Title: Machine Learning for
Adaptive Time-Frequency Analysis of Signal Mixtures
Presenter: Wenyang Zhang
Date: December 19, 2019
Time: 10:00AM to 12:00PM
Location: PHO 901
Advisor: S. Hamid Nawab, ECE
Committee: W. Clem Karl, ECE, Osama Alshaykh, ECE, H. Steven, Colburn, BME
In this dissertation, we present and evaluate a novel approach for incorporating machine learning into the time-frequency analysis of audio signals in the context of speaker-independent multi-speaker pitch tracking. The pitch tracking performance of the resulting algorithm is comparable to that of a state-of-the-art machine-learning algorithm for multi-pitch tracking while being significantly more computationally efficient and requiring much less training data.

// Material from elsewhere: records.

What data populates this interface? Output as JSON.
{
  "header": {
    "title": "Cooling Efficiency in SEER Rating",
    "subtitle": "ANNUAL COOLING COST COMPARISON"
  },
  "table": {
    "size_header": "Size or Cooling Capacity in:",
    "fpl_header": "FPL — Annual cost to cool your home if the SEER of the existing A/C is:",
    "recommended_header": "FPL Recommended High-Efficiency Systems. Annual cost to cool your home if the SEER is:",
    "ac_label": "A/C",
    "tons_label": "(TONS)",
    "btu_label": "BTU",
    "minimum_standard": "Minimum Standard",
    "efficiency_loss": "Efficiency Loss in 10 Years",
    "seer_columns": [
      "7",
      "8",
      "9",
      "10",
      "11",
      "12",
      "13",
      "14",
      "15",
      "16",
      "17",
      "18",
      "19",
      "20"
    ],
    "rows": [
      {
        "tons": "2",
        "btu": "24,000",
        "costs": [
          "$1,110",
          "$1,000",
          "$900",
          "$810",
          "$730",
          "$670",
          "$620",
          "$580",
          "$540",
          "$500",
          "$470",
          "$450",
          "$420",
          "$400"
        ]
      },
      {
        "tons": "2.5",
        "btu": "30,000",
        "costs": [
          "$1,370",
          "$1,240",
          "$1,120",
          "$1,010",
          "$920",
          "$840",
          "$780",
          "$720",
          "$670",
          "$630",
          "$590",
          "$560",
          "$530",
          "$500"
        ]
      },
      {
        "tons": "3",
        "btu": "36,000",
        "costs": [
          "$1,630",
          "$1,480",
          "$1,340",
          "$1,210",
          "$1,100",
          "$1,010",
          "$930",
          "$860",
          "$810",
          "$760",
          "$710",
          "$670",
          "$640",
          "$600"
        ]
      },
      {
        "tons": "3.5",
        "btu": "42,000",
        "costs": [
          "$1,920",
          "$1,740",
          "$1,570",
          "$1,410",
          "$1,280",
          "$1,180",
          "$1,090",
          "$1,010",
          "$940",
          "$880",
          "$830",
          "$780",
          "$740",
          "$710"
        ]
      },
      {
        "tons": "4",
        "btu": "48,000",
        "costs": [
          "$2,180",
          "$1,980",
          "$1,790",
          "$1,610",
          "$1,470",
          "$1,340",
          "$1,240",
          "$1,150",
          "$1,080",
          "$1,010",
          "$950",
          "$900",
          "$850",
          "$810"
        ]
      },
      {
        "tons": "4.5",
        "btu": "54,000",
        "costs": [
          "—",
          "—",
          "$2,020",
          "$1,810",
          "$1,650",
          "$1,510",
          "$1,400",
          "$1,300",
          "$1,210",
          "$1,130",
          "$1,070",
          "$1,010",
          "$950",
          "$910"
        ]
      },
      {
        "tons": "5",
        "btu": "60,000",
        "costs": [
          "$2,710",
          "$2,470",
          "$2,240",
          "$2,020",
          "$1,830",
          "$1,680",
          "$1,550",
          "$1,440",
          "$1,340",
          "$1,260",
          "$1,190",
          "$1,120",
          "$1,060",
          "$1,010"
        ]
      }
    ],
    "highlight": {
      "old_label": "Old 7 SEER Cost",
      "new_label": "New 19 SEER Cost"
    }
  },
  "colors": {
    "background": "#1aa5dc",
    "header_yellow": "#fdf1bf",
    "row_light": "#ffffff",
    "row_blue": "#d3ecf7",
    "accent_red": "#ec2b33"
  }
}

Multi-pitch tracking is a time-frequency signal processing problem in which mutual interferences of the harmonics from different speakers make it challenging to design an algorithm to reliably estimate the fundamental frequency trajectories of the individual speakers. The current state-of-the-art in speaker-independent multi-pitch tracking involves 1) utilizing a deep neural network for producing spectrograms of individual speakers and 2) utilizing another deep neural network that acts upon the individual spectrograms and the original audio’s spectrogram to produce estimates of the pitch tracks of the individual speakers. However, the implementation of the resulting Multi-Spectrogram Machine-Learning (MS-ML) algorithm requires on the order of 10^10 multiplications per second as well as 10^10 additions per second.
Instead of utilizing deep neural networks to estimate the pitch values directly, we have derived and evaluated a fault recognition and diagnosis (FRD) framework that utilizes machine learning techniques to recognize potential faults in the pitch tracks produced by a traditional multi-pitch tracking algorithm. The result of this fault-recognition phase is then used to trigger a fault-diagnosis phase aimed at resolving the recognized fault(s) through adaptive adjustment of the time-frequency analysis of the input signal. The pitch estimates produced by the resulting FRD-ML algorithm are found to comparable in accuracy to those produced via the MS-ML algorithm. However, our evaluation of the FRD-ML algorithm shows it to have significant advantages over the MS-ML algorithm. Specifically, the number of multiplications per second in FRD-ML are found to be two orders of magnitude less while the number of additions per second is about the same as in the MS-ML algorithm. Furthermore, the required amount of training data to achieve optimal performance is found to be two orders of magnitude less for the FRD-ML algorithm in comparison to the MS-ML algorithm.